Nous nous sommes inspirés de l’agence qui avait été mise en place pour la création du Louvre Abu Dhabi et qui a fait ses preuves. Lors de la signature du traité avec l’Arabie Saoudite, le président Macron a insisté sur un point : la priorité, c’est la coopération en matière de culture.
Quelles retombées économiques pour la France ?
Notre rôle est double : d’abord co-construire le projet avec les Saoudiens, ensuite mobiliser l’excellence, le savoir-faire français. Nous voulons informer les entreprises françaises du contenu du projet et les préparer aux appels d’offres. Évidemment, rien n’est garanti pour elles, mais nous leur recommandons de ne pas attendre les appels d’offres pour réfléchir et faire des propositions.
Une bonne idée peut-elle encore être retenue ?
Oui, car il n’y a pas encore de master plan. Nous sommes en train de l’établir avec une équipe de très haut niveau dans tous les domaines : architecture, conception des musées, tourisme, sécurité… Il y a déjà eu des premiers appels d’offres et certains ont été gagnés par des entreprises françaises.
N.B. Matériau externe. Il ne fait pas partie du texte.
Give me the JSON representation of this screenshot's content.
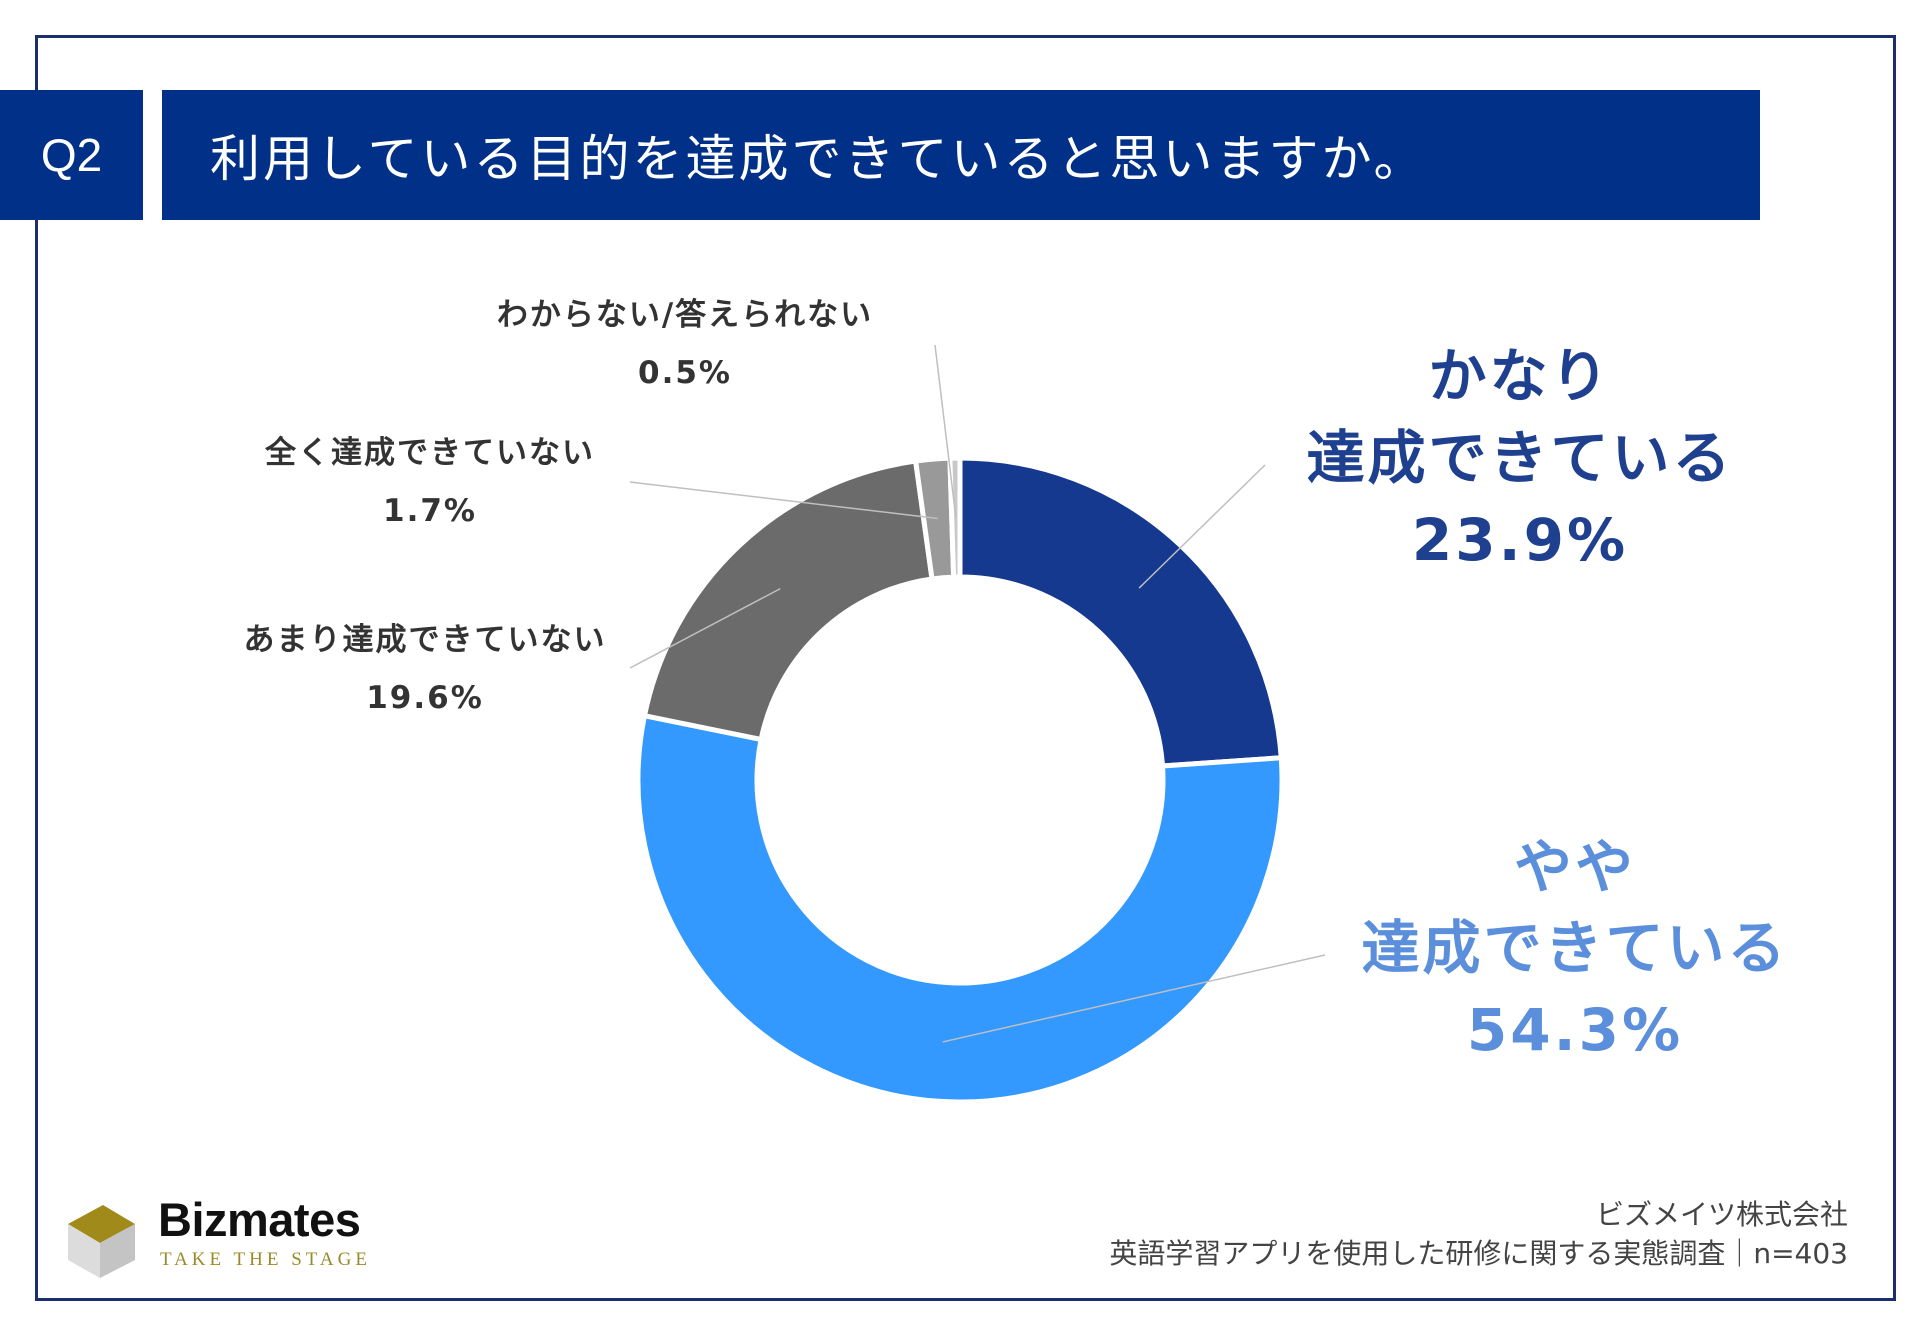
{
  "header": {
    "question_no": "Q2",
    "question": "利用している目的を達成できていると思いますか。"
  },
  "chart_data": {
    "type": "pie",
    "donut": true,
    "slices": [
      {
        "name_lines": [
          "かなり",
          "達成できている"
        ],
        "value": 23.9,
        "label": "23.9%",
        "color": "#14398f"
      },
      {
        "name_lines": [
          "やや",
          "達成できている"
        ],
        "value": 54.3,
        "label": "54.3%",
        "color": "#3399ff"
      },
      {
        "name_lines": [
          "あまり達成できていない"
        ],
        "value": 19.6,
        "label": "19.6%",
        "color": "#6b6b6b"
      },
      {
        "name_lines": [
          "全く達成できていない"
        ],
        "value": 1.7,
        "label": "1.7%",
        "color": "#999999"
      },
      {
        "name_lines": [
          "わからない/答えられない"
        ],
        "value": 0.5,
        "label": "0.5%",
        "color": "#c8c8c8"
      }
    ]
  },
  "brand": {
    "name": "Bizmates",
    "tagline": "TAKE THE STAGE"
  },
  "footer": {
    "company": "ビズメイツ株式会社",
    "survey": "英語学習アプリを使用した研修に関する実態調査｜n=403"
  },
  "colors": {
    "header_bg": "#003087",
    "frame": "#1a2f6b",
    "label_dark_blue": "#1f3f8f",
    "label_light_blue": "#5b8fdc"
  }
}
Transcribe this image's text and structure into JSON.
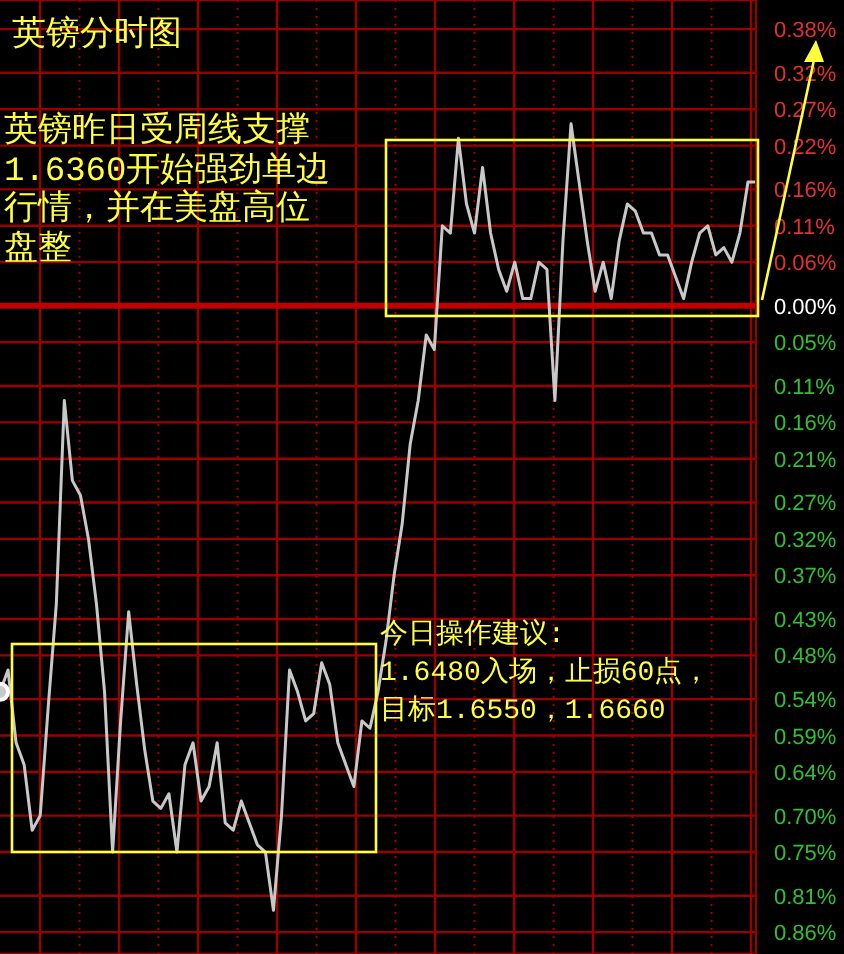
{
  "chart_data": {
    "type": "line",
    "title": "英镑分时图",
    "annotations": [
      "英镑昨日受周线支撑1.6360开始强劲单边行情，并在美盘高位盘整",
      "今日操作建议:",
      "1.6480入场，止损60点，目标1.6550，1.6660"
    ],
    "categories": [
      null,
      null,
      null,
      null,
      null,
      null,
      null,
      null,
      null,
      null,
      null,
      null,
      null,
      null,
      null,
      null,
      null,
      null,
      null,
      null,
      null,
      null,
      null,
      null,
      null,
      null,
      null,
      null,
      null,
      null,
      null,
      null,
      null,
      null,
      null,
      null,
      null,
      null,
      null,
      null,
      null,
      null,
      null,
      null,
      null,
      null,
      null,
      null,
      null,
      null,
      null,
      null,
      null,
      null,
      null,
      null,
      null,
      null,
      null,
      null,
      null,
      null,
      null,
      null,
      null,
      null,
      null,
      null,
      null,
      null,
      null,
      null,
      null,
      null,
      null,
      null,
      null,
      null,
      null,
      null,
      null,
      null,
      null,
      null,
      null,
      null,
      null,
      null,
      null,
      null,
      null,
      null,
      null,
      null,
      null
    ],
    "series": [
      {
        "color": "#c8c8c8",
        "values": [
          -0.53,
          -0.5,
          -0.6,
          -0.63,
          -0.72,
          -0.7,
          -0.55,
          -0.41,
          -0.13,
          -0.24,
          -0.26,
          -0.32,
          -0.41,
          -0.53,
          -0.75,
          -0.57,
          -0.42,
          -0.52,
          -0.61,
          -0.68,
          -0.69,
          -0.67,
          -0.75,
          -0.63,
          -0.6,
          -0.68,
          -0.66,
          -0.6,
          -0.71,
          -0.72,
          -0.68,
          -0.71,
          -0.74,
          -0.75,
          -0.83,
          -0.7,
          -0.5,
          -0.53,
          -0.57,
          -0.56,
          -0.49,
          -0.52,
          -0.6,
          -0.63,
          -0.66,
          -0.57,
          -0.58,
          -0.53,
          -0.46,
          -0.37,
          -0.3,
          -0.19,
          -0.13,
          -0.04,
          -0.06,
          0.11,
          0.1,
          0.23,
          0.14,
          0.1,
          0.19,
          0.1,
          0.05,
          0.02,
          0.06,
          0.01,
          0.01,
          0.06,
          0.05,
          -0.13,
          0.09,
          0.25,
          0.17,
          0.09,
          0.02,
          0.06,
          0.01,
          0.09,
          0.14,
          0.13,
          0.1,
          0.1,
          0.07,
          0.07,
          0.04,
          0.01,
          0.06,
          0.1,
          0.11,
          0.07,
          0.08,
          0.06,
          0.1,
          0.17,
          0.17
        ]
      }
    ],
    "ylim": [
      -0.89,
      0.42
    ],
    "yticks": [
      {
        "value": 0.38,
        "label": "0.38%"
      },
      {
        "value": 0.32,
        "label": "0.32%"
      },
      {
        "value": 0.27,
        "label": "0.27%"
      },
      {
        "value": 0.22,
        "label": "0.22%"
      },
      {
        "value": 0.16,
        "label": "0.16%"
      },
      {
        "value": 0.11,
        "label": "0.11%"
      },
      {
        "value": 0.06,
        "label": "0.06%"
      },
      {
        "value": 0,
        "label": "0.00%"
      },
      {
        "value": -0.05,
        "label": "0.05%"
      },
      {
        "value": -0.11,
        "label": "0.11%"
      },
      {
        "value": -0.16,
        "label": "0.16%"
      },
      {
        "value": -0.21,
        "label": "0.21%"
      },
      {
        "value": -0.27,
        "label": "0.27%"
      },
      {
        "value": -0.32,
        "label": "0.32%"
      },
      {
        "value": -0.37,
        "label": "0.37%"
      },
      {
        "value": -0.43,
        "label": "0.43%"
      },
      {
        "value": -0.48,
        "label": "0.48%"
      },
      {
        "value": -0.54,
        "label": "0.54%"
      },
      {
        "value": -0.59,
        "label": "0.59%"
      },
      {
        "value": -0.64,
        "label": "0.64%"
      },
      {
        "value": -0.7,
        "label": "0.70%"
      },
      {
        "value": -0.75,
        "label": "0.75%"
      },
      {
        "value": -0.81,
        "label": "0.81%"
      },
      {
        "value": -0.86,
        "label": "0.86%"
      }
    ],
    "ref_lines": [
      {
        "axis": "y",
        "value": 0,
        "color": "#c00000"
      }
    ],
    "tick_labels": "y",
    "grid": true,
    "legend": false,
    "marker": "none",
    "line_style": "solid"
  }
}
Y aura-t-il des projets dans le domaine des transports ?
Nous serons impliqués d’une façon ou d’une autre. Nous rédigeons ensemble les appels d’offres et ils seront ensuite lancés par la Royal Commission for AlUla (RCU), présidée par le prince héritier. L’une des idées est de relier AlUla aux nouveaux sites de la mer Rouge par l’Orient-Express, un train mythique (un joint-venture entre Accor et SNCF) qui sera pour l’occasion entièrement restauré.
Les entreprises françaises seront-elles privilégiées ?
Non. Il faudra qu’elles soient les meilleures. La France a les compétences, non seulement dans les domaines touristiques et culturels, mais aussi dans les secteurs des infrastructures, de l’eau, des routes, du bâtiment, de l’ingénierie, de la sécurité. C’est vrai aussi dans l’agriculture et la formation. Dès l’année dernière, soixante jeunes Saoudiens, trente garçons et trente jeunes femmes, sont venus en France apprendre notre langue et les métiers de l’accueil.
« ALULA, CE SONT, D’UNE PART, DES PAYSAGES DÉSERTIQUES À COUPER LE SOUFFLE, SCULPTÉS PAR LE VENT, L’EAU ET LA GÉOLOGIE, ET, D’AUTRE PART, 7 000 ANS D’HISTOIRE. »
Quelle sera la prochaine décision économique importante ?
Le master plan sera présenté d’ici la fin de l’année. C’est lui qui définira ce qu’il faudra faire dans les prochaines années. Il prévoira notamment la localisation des différents musées. Après, il faudra travailler sur chacun d’entre eux tout en respectant une certaine unité. Il ne faut pas que ce soit une juxtaposition de projets indépendants les uns des autres. Ils partageront un style architectural et une approche muséale particulière.
Qui finance cette phase de développement ?
Le capital de l’agence est détenu à 100 % par l’État français. Mais ses frais de fonctionnement sont financés par l’Arabie saoudite, conformément au traité signé entre les deux pays. AlUla, c’est un territoire saoudien et sacré qui représente l’histoire du pays. Cela suppose de notre part de la détermination pour pousser nos idées et celles des institutions françaises, mais, en même temps, du doigté. Nous avons choisi des équipes respectueuses de nos interlocuteurs.
Vous voulez dire qu’il faudra faire preuve de diplomatie ?
Oui. La France propose, anime, alimente, préconise, imagine, mais, à la fin, la décision ne peut être que saoudienne. La décision finale sera toujours une décision de l’Arabie saoudite. C’est un projet fantastique et enthousiasmant. La modernisation de ce pays va être accélérée par la venue des touristes du monde entier à AlUla. Les choses sont déjà en train de changer positivement dans le pays, en particulier pour les femmes.
Ce projet s’inscrit-il dans la préparation de l’après-pétrole ?
Tout à fait. C’est très clair. Ils savent bien que le pétrole, qui est leur principale ressource, va régresser. Historiquement, ils sont déjà passés du pétrole pur au gaz et à la pétrochimie. Mais la chimie consomme énormément d’énergie fossile. Il faut donc trouver des relais de croissance. Le tourisme est l’une des solutions.